Our aims on the landfill of commercial and industrial waste are supported by the increases in the landfill tax announced in the pre-Budget report in November 2002. Provisional data from the Environment Agency, which I do not believe have been made public before now, based on returns from licensed landfill sites suggest that the amount of industrial and commercial waste that goes to landfill may have decreased by about 8 per cent. between 1998–99 and 2000–01. That is an interesting statistic; it is the one area in which there has been a reduction. That is before the increases in landfill tax have started to bite, although there has been a modest escalator of £1 a year between 1999 and 2004. That is interesting because it suggests that industry and commercial offices are beginning to take the management and reduction of waste more seriously. If so, I certainly welcome it.

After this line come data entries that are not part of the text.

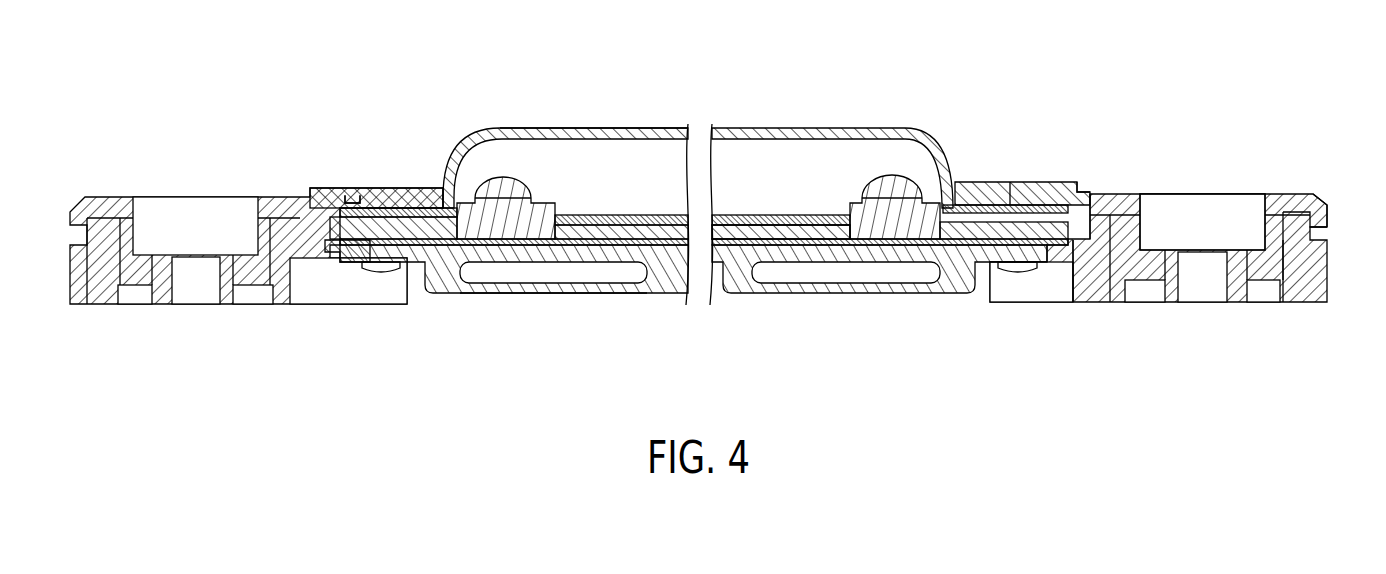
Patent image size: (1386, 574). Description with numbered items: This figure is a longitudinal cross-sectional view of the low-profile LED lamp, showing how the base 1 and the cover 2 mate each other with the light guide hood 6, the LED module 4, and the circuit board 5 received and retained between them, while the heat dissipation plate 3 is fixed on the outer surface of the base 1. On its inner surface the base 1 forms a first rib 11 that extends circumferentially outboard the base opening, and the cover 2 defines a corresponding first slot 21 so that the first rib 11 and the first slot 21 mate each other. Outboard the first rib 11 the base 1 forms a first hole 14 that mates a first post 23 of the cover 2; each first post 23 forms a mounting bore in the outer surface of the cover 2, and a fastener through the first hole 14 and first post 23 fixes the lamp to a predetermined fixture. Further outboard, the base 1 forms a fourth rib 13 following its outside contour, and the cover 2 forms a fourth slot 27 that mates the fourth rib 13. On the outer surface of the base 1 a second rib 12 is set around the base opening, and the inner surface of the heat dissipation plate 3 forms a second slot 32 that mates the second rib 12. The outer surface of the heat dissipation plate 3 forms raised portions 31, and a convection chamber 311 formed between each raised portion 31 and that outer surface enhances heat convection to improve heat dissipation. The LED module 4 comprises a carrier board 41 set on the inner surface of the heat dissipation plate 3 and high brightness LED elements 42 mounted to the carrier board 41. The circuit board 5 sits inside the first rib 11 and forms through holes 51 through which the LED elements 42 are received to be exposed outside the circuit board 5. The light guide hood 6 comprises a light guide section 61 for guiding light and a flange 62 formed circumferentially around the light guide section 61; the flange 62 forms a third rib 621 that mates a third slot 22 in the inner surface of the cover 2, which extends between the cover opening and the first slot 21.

The base 1 is at (100, 307).
The cover 2 is at (108, 196).
The heat dissipation plate 3 is at (693, 314).
The LED module 4 is at (698, 129).
The circuit board 5 is at (699, 136).
The light guide hood 6 is at (704, 124).
The first rib 11 is at (1092, 205).
The second rib 12 is at (1074, 242).
The fourth rib 13 is at (1318, 200).
The first hole 14 is at (1143, 240).
The first slot 21 is at (1078, 183).
The third slot 22 is at (353, 205).
The first post 23 is at (1275, 243).
The fourth slot 27 is at (1292, 207).
The raised portion 31 is at (552, 296).
The second slot 32 is at (1050, 303).
The carrier board 41 is at (600, 237).
The high brightness LED element 42 is at (503, 198).
The through hole 51 is at (822, 205).
The light guide section 61 is at (650, 128).
The flange 62 is at (425, 206).
The convection chamber 311 is at (580, 272).
The third rib 621 is at (326, 197).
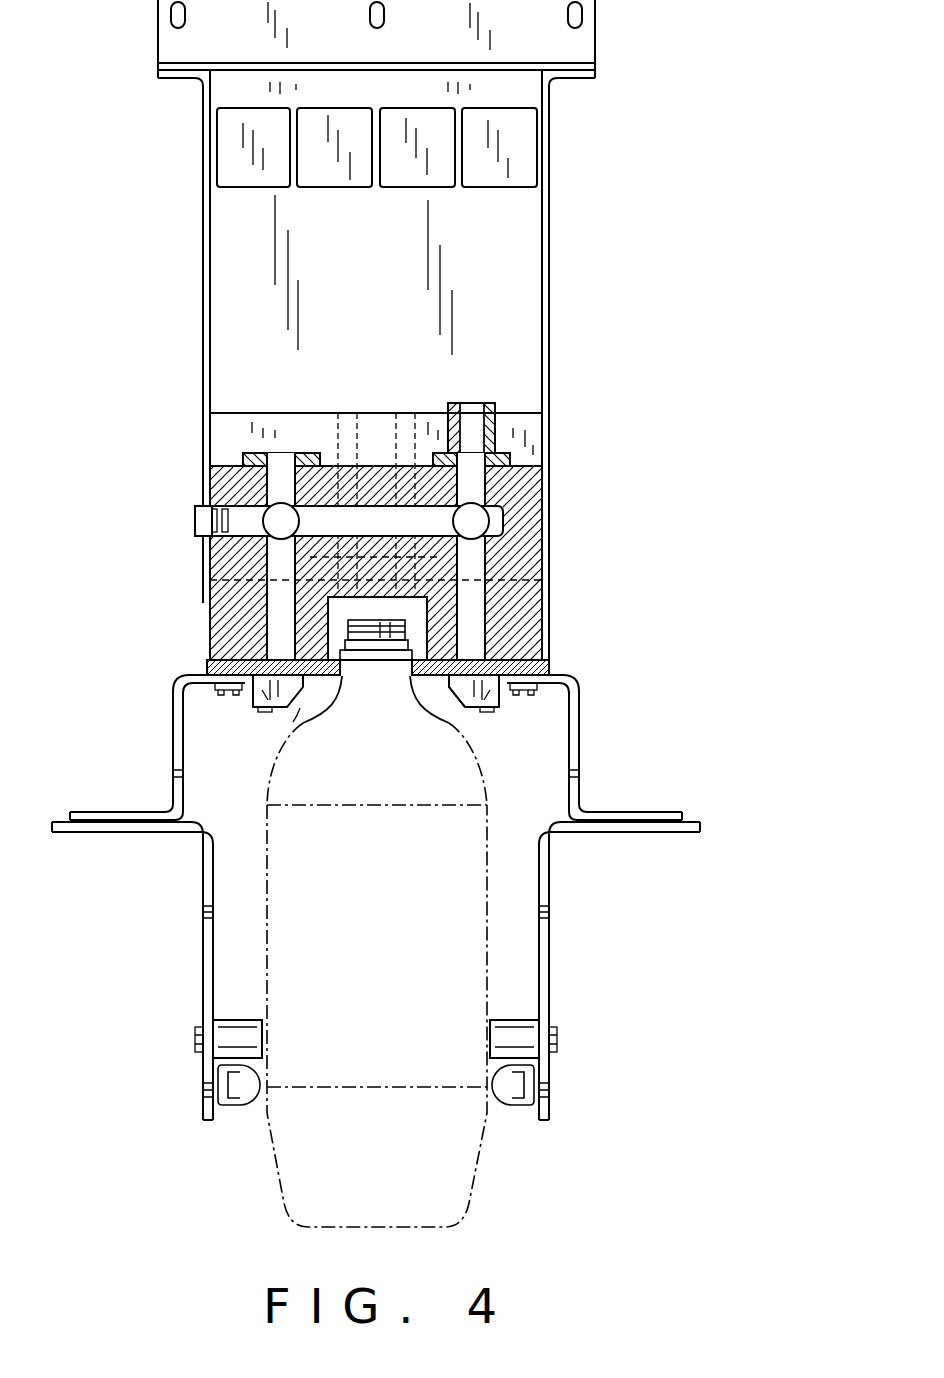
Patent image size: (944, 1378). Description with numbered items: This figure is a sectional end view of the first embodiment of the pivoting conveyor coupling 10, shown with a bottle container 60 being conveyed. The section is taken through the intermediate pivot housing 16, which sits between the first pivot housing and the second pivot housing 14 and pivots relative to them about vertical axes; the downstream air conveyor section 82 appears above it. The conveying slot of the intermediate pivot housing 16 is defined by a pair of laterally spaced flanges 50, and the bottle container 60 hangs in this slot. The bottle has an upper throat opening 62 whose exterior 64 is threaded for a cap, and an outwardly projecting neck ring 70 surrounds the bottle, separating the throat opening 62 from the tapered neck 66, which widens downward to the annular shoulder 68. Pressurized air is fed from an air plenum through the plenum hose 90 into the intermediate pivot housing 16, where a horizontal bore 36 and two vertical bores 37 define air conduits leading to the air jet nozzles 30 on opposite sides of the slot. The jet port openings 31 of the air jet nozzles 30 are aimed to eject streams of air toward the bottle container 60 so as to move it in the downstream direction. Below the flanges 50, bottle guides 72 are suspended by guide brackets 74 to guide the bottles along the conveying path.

The pivoting conveyor coupling 10 is at (391, 613).
The second pivot housing 14 is at (228, 437).
The intermediate pivot housing 16 is at (233, 488).
The air jet nozzles 30 is at (260, 705).
The jet port openings 31 is at (470, 707).
The horizontal bore 36 is at (440, 512).
The vertical bores 37 is at (458, 567).
The flanges 50 is at (207, 667).
The bottle container 60 is at (353, 951).
The throat opening 62 is at (385, 619).
The exterior 64 is at (405, 629).
The neck 66 is at (300, 727).
The annular shoulder 68 is at (287, 742).
The neck ring 70 is at (327, 652).
The bottle guides 72 is at (235, 1035).
The guide brackets 74 is at (578, 730).
The downstream air conveyor section 82 is at (493, 272).
The plenum hose 90 is at (490, 402).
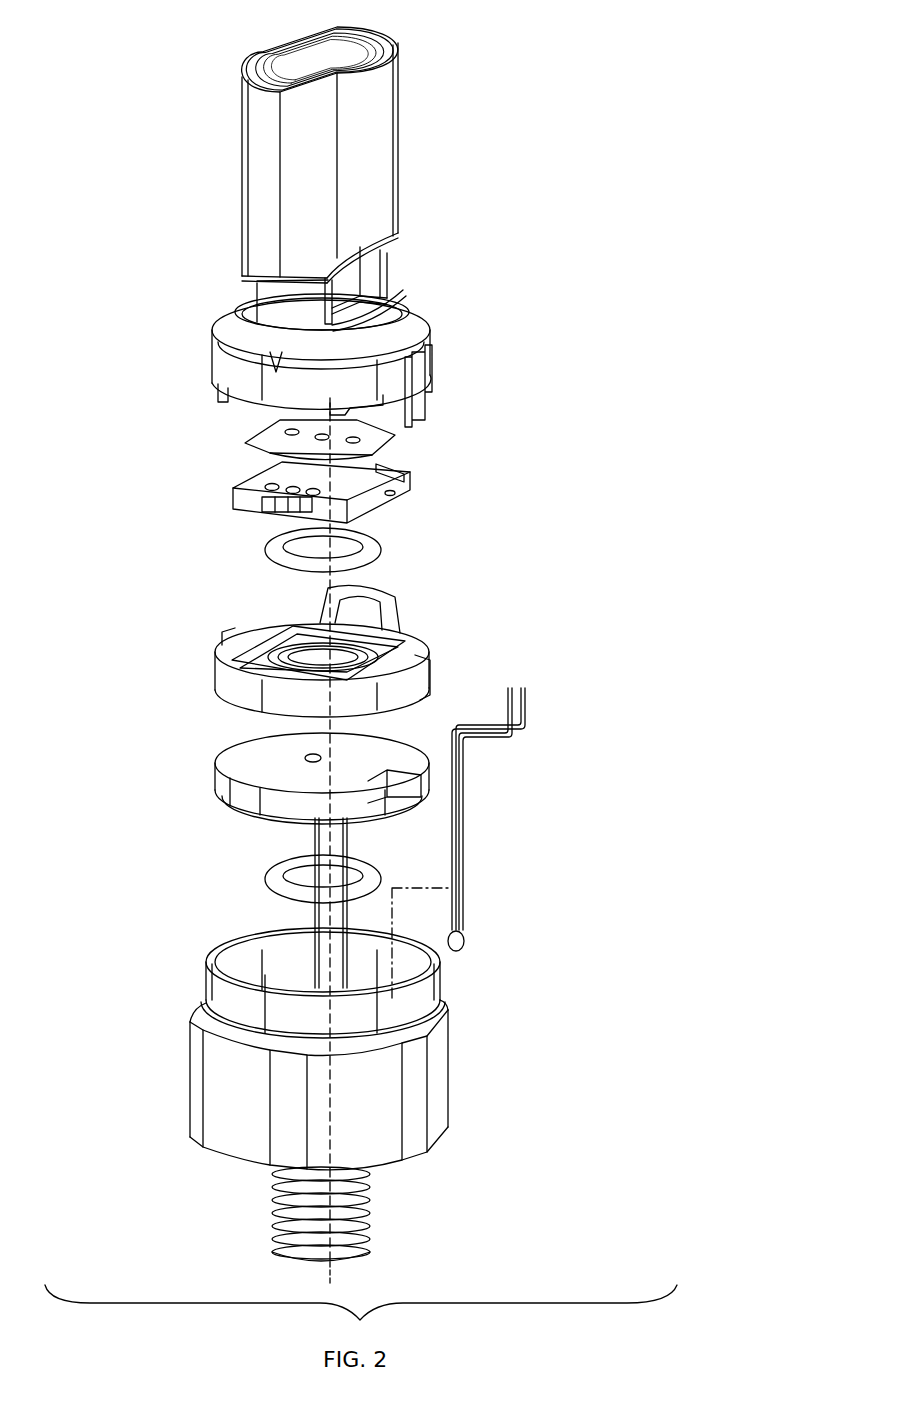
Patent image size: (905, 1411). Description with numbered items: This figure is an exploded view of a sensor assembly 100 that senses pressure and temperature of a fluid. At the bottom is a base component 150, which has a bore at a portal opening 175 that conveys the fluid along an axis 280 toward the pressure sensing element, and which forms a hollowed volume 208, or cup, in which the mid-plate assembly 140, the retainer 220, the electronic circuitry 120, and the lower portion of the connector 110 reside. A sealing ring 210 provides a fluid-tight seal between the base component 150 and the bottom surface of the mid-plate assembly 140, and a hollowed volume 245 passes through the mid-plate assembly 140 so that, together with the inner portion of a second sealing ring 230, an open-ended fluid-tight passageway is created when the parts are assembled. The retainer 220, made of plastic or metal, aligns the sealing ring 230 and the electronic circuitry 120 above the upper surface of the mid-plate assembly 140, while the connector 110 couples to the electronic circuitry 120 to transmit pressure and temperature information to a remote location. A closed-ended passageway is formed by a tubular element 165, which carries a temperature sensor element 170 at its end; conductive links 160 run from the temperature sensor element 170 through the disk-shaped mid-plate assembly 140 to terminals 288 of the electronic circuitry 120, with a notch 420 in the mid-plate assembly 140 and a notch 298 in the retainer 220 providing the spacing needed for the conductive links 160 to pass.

The sensor assembly 100 is at (198, 162).
The connector 110 is at (435, 25).
The electronic circuitry 120 is at (230, 492).
The terminals 288 is at (387, 497).
The sealing ring 230 is at (381, 554).
The retainer 220 is at (214, 680).
The notch 298 is at (430, 705).
The hollowed volume 245 is at (285, 752).
The notch 420 is at (408, 787).
The mid-plate assembly 140 is at (258, 774).
The conductive links 160 is at (458, 832).
The sealing ring 210 is at (263, 882).
The tubular element 165 is at (318, 916).
The hollowed volume 208 is at (232, 962).
The temperature sensor element 170 is at (465, 945).
The base component 150 is at (447, 1076).
The portal opening 175 is at (258, 1221).
The axis 280 is at (332, 1278).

The waste strategy also introduced the principle of statutory recycling targets, and I have spoken enough about those already. We will consider what further targets may be necessary and how we can support them. We agree that substantial increases in kerbside collection will be needed to support increased recycling. Indeed, we cannot double and treble recycling without a major increase in such collection. The private Member's Bill introduced by my hon. Friend the Member for Lewisham, Deptford seeks to make that universal, but my view is that we shall come very close to that simply as a result of the pressure exerted by the targets. I believe that we would need an increase in the level of kerbside collection in the order of 45 to 50 per cent. in parts of local authority areas.